The mean values of malondialdehyde were (ng/dl): A1 (265.1), B1 (490.0), CS1 (527.0), B2 (599.6), CS2 (685.0) and A2 (527.2). Comparisons between A1/B1, A1/CS1, A1/B2, A1/CS2, A1/A2 were significant, with ascending values (P<0.05). Comparisons between the measurements of the coronary sinus and venous reservoir after the two moments of reperfusion (B1/B2 and CS1/CS2) were higher when CS2 (P<0.05). Despite higher values after the end of cardiopulmonary bypass (A2), when compared to samples of anesthesia (A1), those show a downward trend when compared to the samples of the second moment of reperfusion (CS2) (P<0.05).

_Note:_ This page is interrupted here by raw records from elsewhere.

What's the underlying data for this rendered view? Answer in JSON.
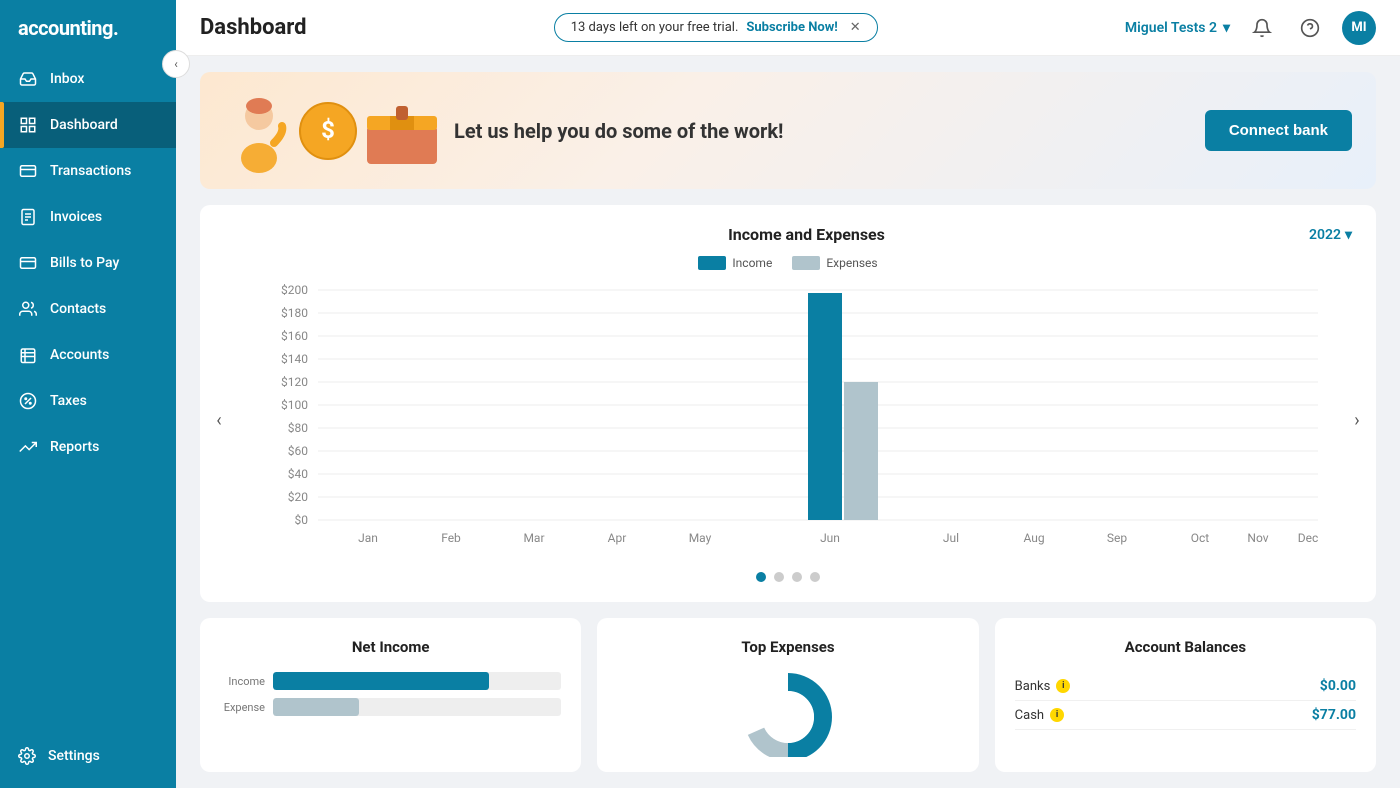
{
  "sidebar": {
    "logo": "accounting.",
    "collapse_arrow": "‹",
    "items": [
      {
        "id": "inbox",
        "label": "Inbox",
        "icon": "inbox"
      },
      {
        "id": "dashboard",
        "label": "Dashboard",
        "icon": "dashboard",
        "active": true
      },
      {
        "id": "transactions",
        "label": "Transactions",
        "icon": "transactions"
      },
      {
        "id": "invoices",
        "label": "Invoices",
        "icon": "invoices"
      },
      {
        "id": "bills",
        "label": "Bills to Pay",
        "icon": "bills"
      },
      {
        "id": "contacts",
        "label": "Contacts",
        "icon": "contacts"
      },
      {
        "id": "accounts",
        "label": "Accounts",
        "icon": "accounts"
      },
      {
        "id": "taxes",
        "label": "Taxes",
        "icon": "taxes"
      },
      {
        "id": "reports",
        "label": "Reports",
        "icon": "reports"
      }
    ],
    "settings_label": "Settings"
  },
  "header": {
    "title": "Dashboard",
    "trial_text": "13 days left on your free trial.",
    "subscribe_text": "Subscribe Now!",
    "user": "Miguel Tests 2",
    "avatar_initials": "MI"
  },
  "promo": {
    "text": "Let us help you do some of the work!",
    "button_label": "Connect bank"
  },
  "chart": {
    "title": "Income and Expenses",
    "year": "2022",
    "legend_income": "Income",
    "legend_expenses": "Expenses",
    "months": [
      "Jan",
      "Feb",
      "Mar",
      "Apr",
      "May",
      "Jun",
      "Jul",
      "Aug",
      "Sep",
      "Oct",
      "Nov",
      "Dec"
    ],
    "y_labels": [
      "$200",
      "$180",
      "$160",
      "$140",
      "$120",
      "$100",
      "$80",
      "$60",
      "$40",
      "$20",
      "$0"
    ],
    "income_values": [
      0,
      0,
      0,
      0,
      0,
      190,
      0,
      0,
      0,
      0,
      0,
      0
    ],
    "expense_values": [
      0,
      0,
      0,
      0,
      0,
      120,
      0,
      0,
      0,
      0,
      0,
      0
    ],
    "dots": [
      1,
      2,
      3,
      4
    ],
    "active_dot": 1,
    "nav_left": "‹",
    "nav_right": "›"
  },
  "net_income": {
    "title": "Net Income",
    "income_label": "Income",
    "expense_label": "Expense",
    "income_pct": 75,
    "expense_pct": 30
  },
  "top_expenses": {
    "title": "Top Expenses"
  },
  "account_balances": {
    "title": "Account Balances",
    "rows": [
      {
        "label": "Banks",
        "amount": "$0.00"
      },
      {
        "label": "Cash",
        "amount": "$77.00"
      }
    ]
  }
}
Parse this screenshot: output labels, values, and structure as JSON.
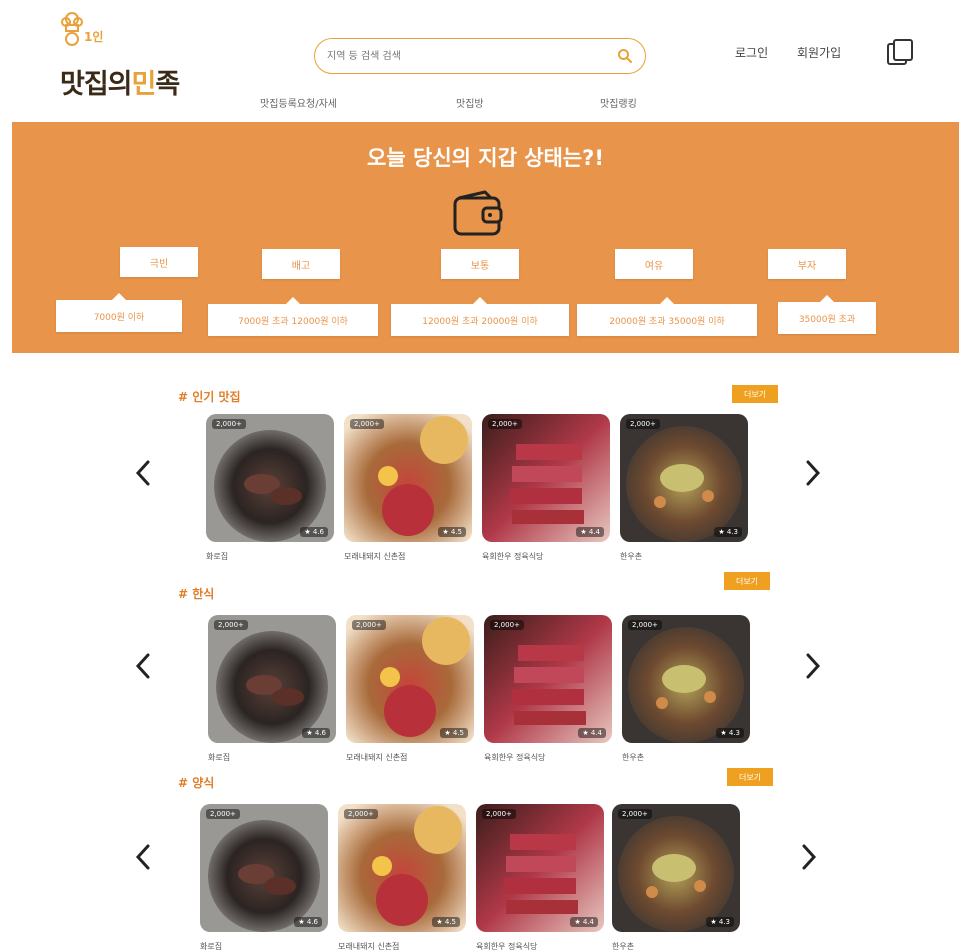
{
  "header": {
    "logo_mini": "1인",
    "logo_part1": "맛집의",
    "logo_part2": "민",
    "logo_part3": "족",
    "search_placeholder": "지역 등 검색 검색",
    "login": "로그인",
    "signup": "회원가입"
  },
  "nav": [
    "맛집등록요청/자세",
    "맛집방",
    "맛집랭킹"
  ],
  "banner": {
    "title": "오늘 당신의 지갑 상태는?!",
    "states": [
      {
        "label": "극빈",
        "range": "7000원 이하"
      },
      {
        "label": "배고",
        "range": "7000원 초과 12000원 이하"
      },
      {
        "label": "보통",
        "range": "12000원 초과 20000원 이하"
      },
      {
        "label": "여유",
        "range": "20000원 초과 35000원 이하"
      },
      {
        "label": "부자",
        "range": "35000원 초과"
      }
    ]
  },
  "sections": [
    {
      "title": "# 인기 맛집",
      "more": "더보기",
      "cards": [
        {
          "name": "화로집",
          "badge": "2,000+",
          "rating": "★ 4.6"
        },
        {
          "name": "모래내돼지 신촌점",
          "badge": "2,000+",
          "rating": "★ 4.5"
        },
        {
          "name": "육회한우 정육식당",
          "badge": "2,000+",
          "rating": "★ 4.4"
        },
        {
          "name": "한우촌",
          "badge": "2,000+",
          "rating": "★ 4.3"
        }
      ]
    },
    {
      "title": "# 한식",
      "more": "더보기",
      "cards": [
        {
          "name": "화로집",
          "badge": "2,000+",
          "rating": "★ 4.6"
        },
        {
          "name": "모래내돼지 신촌점",
          "badge": "2,000+",
          "rating": "★ 4.5"
        },
        {
          "name": "육회한우 정육식당",
          "badge": "2,000+",
          "rating": "★ 4.4"
        },
        {
          "name": "한우촌",
          "badge": "2,000+",
          "rating": "★ 4.3"
        }
      ]
    },
    {
      "title": "# 양식",
      "more": "더보기",
      "cards": [
        {
          "name": "화로집",
          "badge": "2,000+",
          "rating": "★ 4.6"
        },
        {
          "name": "모래내돼지 신촌점",
          "badge": "2,000+",
          "rating": "★ 4.5"
        },
        {
          "name": "육회한우 정육식당",
          "badge": "2,000+",
          "rating": "★ 4.4"
        },
        {
          "name": "한우촌",
          "badge": "2,000+",
          "rating": "★ 4.3"
        }
      ]
    }
  ]
}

The measurement of malondialdehyde shows that coronary artery bypass grafting with cardiopulmonary bypass is accompanied by increase of free radicals and this trend gradually decreases after its completion. Aortic clamping exacerbates oxidative stress but has sharper decline after reperfusion when compared to systemic metabolism. The behavior of thiobarbituric acid species indicates that oxidative stress is an inevitable pathophysiological component.